That's one way of thinking about it. Another way is that he took the coward's way out, using resignation to avoid dealing with the consequences of losing the most idiotic political gamble ever made by a UK politician. Now some other sap is going to have to invoke Article 50 and face all the hard work of dealing with the consequences. Which may very well include ending the United Kingdom itself.
Speaking as an american who who knows absolutely nothing about the UK legal process, does that other sap actually have to invoke article 50, or is that just one of the many options said sap has when forming their government?
The thing about a democratic process... is that you're kind of obligated to go with how votes turn out. Brexit passed by a pretty sizable margin, so... yes it's going to happen. And the EU want it to happen soon.

Actually pretty small margin overall. Also what Orfamy quest said earlier.
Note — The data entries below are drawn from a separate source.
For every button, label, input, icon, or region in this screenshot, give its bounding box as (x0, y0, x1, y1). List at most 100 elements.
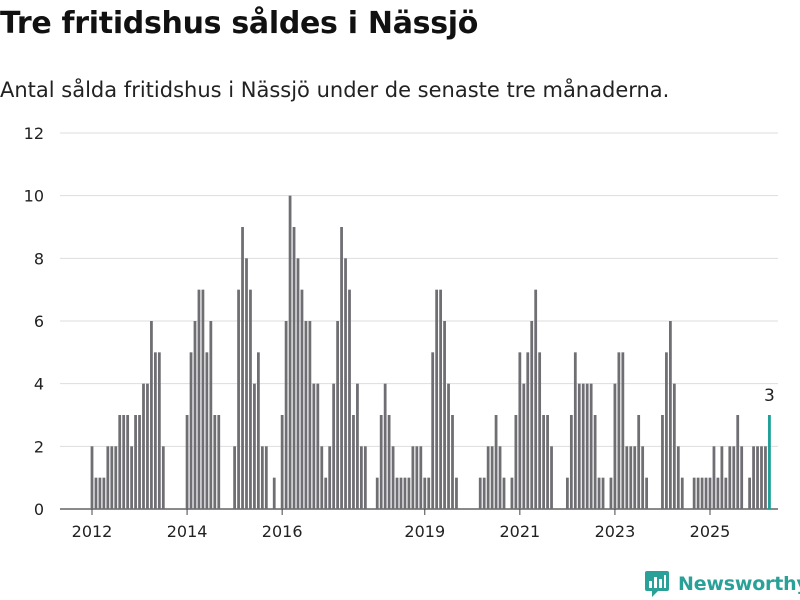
bar (633, 446, 637, 509)
bar (700, 477, 704, 509)
bar (641, 446, 645, 509)
bar (90, 446, 94, 509)
bar (98, 477, 102, 509)
bar (288, 195, 292, 509)
bar (665, 352, 668, 509)
bar (407, 477, 411, 509)
bar (300, 289, 304, 509)
bar (356, 383, 359, 509)
bar (661, 415, 664, 509)
bar (320, 446, 324, 509)
bar (423, 477, 427, 509)
bar (546, 415, 549, 509)
bar (490, 446, 494, 509)
bar (692, 477, 696, 509)
bar (748, 477, 752, 509)
bar (736, 415, 740, 509)
bar (312, 383, 316, 509)
bar (585, 383, 589, 509)
bar (114, 446, 118, 509)
x-tick-label: 2012 (72, 522, 113, 541)
bar (502, 477, 506, 509)
bar (617, 352, 621, 509)
bar (668, 321, 672, 509)
bar (146, 383, 149, 509)
bar (316, 383, 320, 509)
x-tick-label: 2014 (167, 522, 208, 541)
bar (447, 383, 450, 509)
bar (383, 383, 387, 509)
bar (498, 446, 502, 509)
bar (696, 477, 700, 509)
bar (264, 446, 268, 509)
bar (296, 258, 300, 509)
bar (328, 446, 332, 509)
bar (522, 383, 526, 509)
x-tick-label: 2023 (595, 522, 636, 541)
bar (233, 446, 237, 509)
newsworthy-logo-text: Newsworthy (678, 573, 800, 595)
bar (764, 446, 767, 509)
bar (629, 446, 633, 509)
y-tick-label: 8 (34, 249, 44, 268)
bar (439, 289, 443, 509)
bar (375, 477, 379, 509)
bar (565, 477, 569, 509)
bar (411, 446, 415, 509)
y-tick-label: 0 (34, 500, 44, 519)
bar (324, 477, 328, 509)
x-tick-label: 2019 (404, 522, 445, 541)
bar (708, 477, 712, 509)
bar (185, 415, 189, 509)
bar (102, 477, 106, 509)
bar (728, 446, 732, 509)
bar (272, 477, 276, 509)
bar (530, 321, 534, 509)
bar (387, 415, 391, 509)
bar (344, 258, 347, 509)
bar (581, 383, 585, 509)
bar (249, 289, 252, 509)
bar (237, 289, 240, 509)
bar (284, 321, 288, 509)
bar (292, 227, 296, 509)
bar (510, 477, 514, 509)
bar (94, 477, 98, 509)
bar (336, 321, 340, 509)
bar (308, 321, 312, 509)
bar (122, 415, 126, 509)
bar (201, 289, 205, 509)
bar (395, 477, 399, 509)
bar (455, 477, 458, 509)
bar (601, 477, 605, 509)
bar (110, 446, 114, 509)
bar (157, 352, 161, 509)
bar (550, 446, 553, 509)
bar (494, 415, 498, 509)
bar (130, 446, 134, 509)
bar (756, 446, 759, 509)
bar (189, 352, 193, 509)
bar (280, 415, 284, 509)
bar (217, 415, 221, 509)
y-tick-label: 10 (24, 187, 44, 206)
bar (542, 415, 546, 509)
bar (573, 352, 577, 509)
bar (348, 289, 351, 509)
bar (625, 446, 629, 509)
bar (518, 352, 522, 509)
x-tick-label: 2021 (499, 522, 540, 541)
x-tick-label: 2025 (690, 522, 731, 541)
bar (161, 446, 165, 509)
bar (431, 352, 435, 509)
bar (138, 415, 141, 509)
y-tick-label: 2 (34, 437, 44, 456)
x-tick-label: 2016 (262, 522, 303, 541)
bar (760, 446, 763, 509)
bar (720, 446, 724, 509)
bar (637, 415, 641, 509)
bar (676, 446, 680, 509)
bar (245, 258, 248, 509)
bar (486, 446, 490, 509)
bar (403, 477, 407, 509)
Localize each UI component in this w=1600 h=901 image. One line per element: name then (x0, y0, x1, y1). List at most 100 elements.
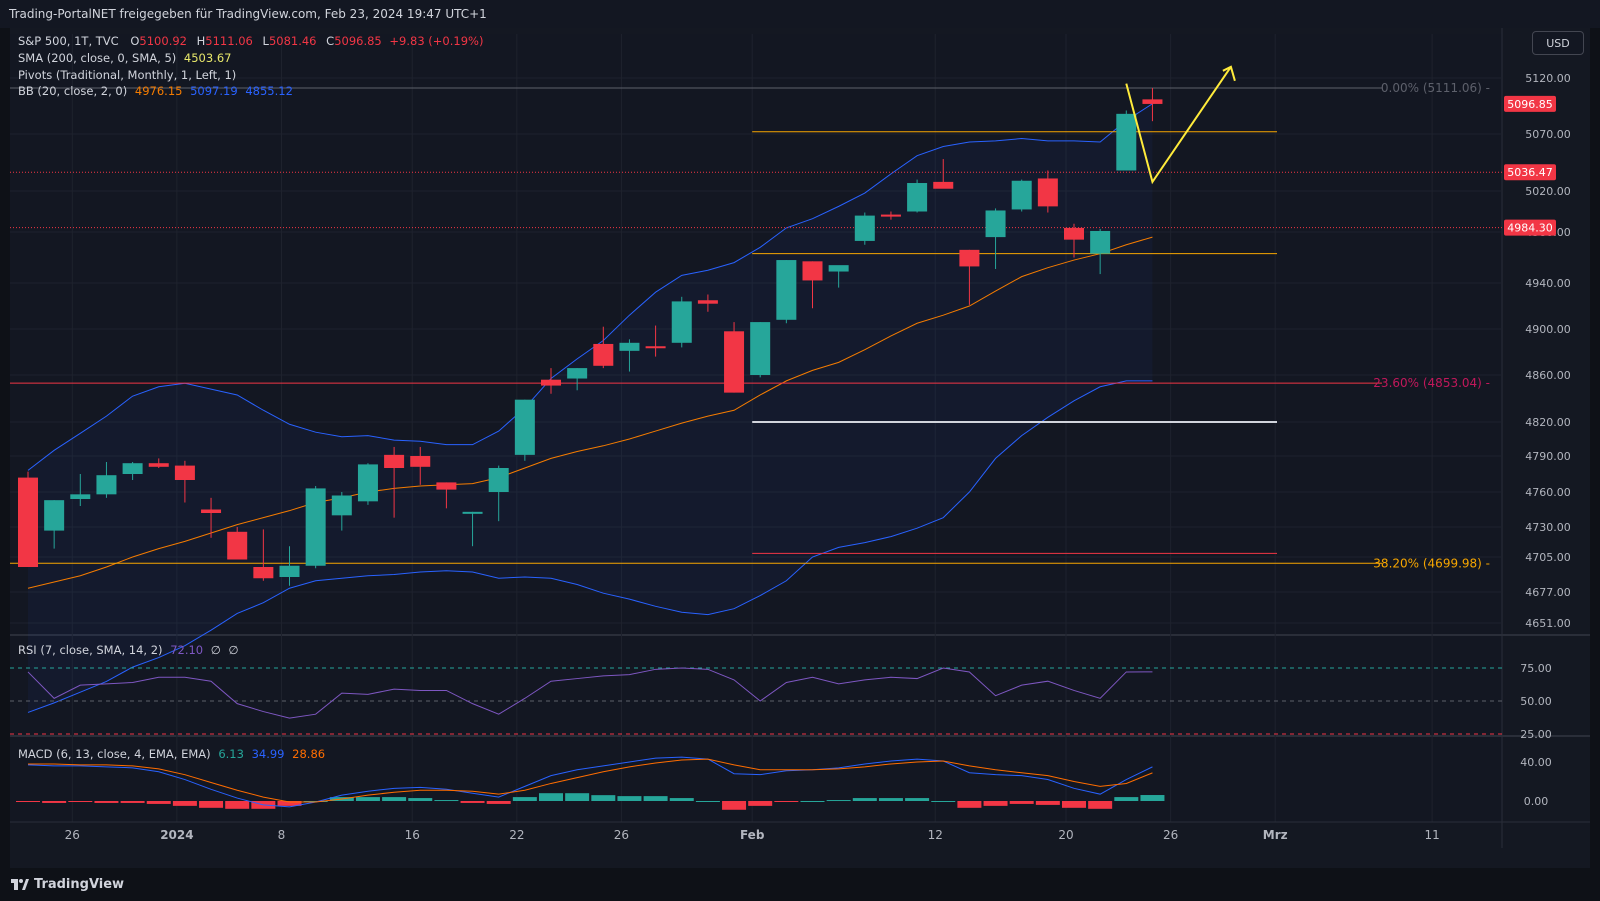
tradingview-brand[interactable]: TradingView (11, 877, 124, 892)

Drahliana Moonrunner wrote:
Orfamay Quest wrote:
Cameron actually did the best and most statesmanlike things he could under the circumstances. He fell on his sword, removing himself from the debate about the future. He offered himself as a sacrifice that might satisfy the lust of some of his backbenchers for blood. He resigned on a very long time scale, which grants time for everyone involved to come up with a plan, "knowing" that no decisions are likely to be taken until October.
That's one way of thinking about it. Another way is that he took the coward's way out, using resignation to avoid dealing with the consequences of losing the most idiotic political gamble ever made by a UK politician. Now some other sap is going to have to invoke Article 50 and face all the hard work of dealing with the consequences. Which may very well include ending the United Kingdom itself.

It could also have been a protest resignation. Sort of a "It's my job to do what's best for the nation, and to follow the will of the voters. I can't do both of those now." kind of thing.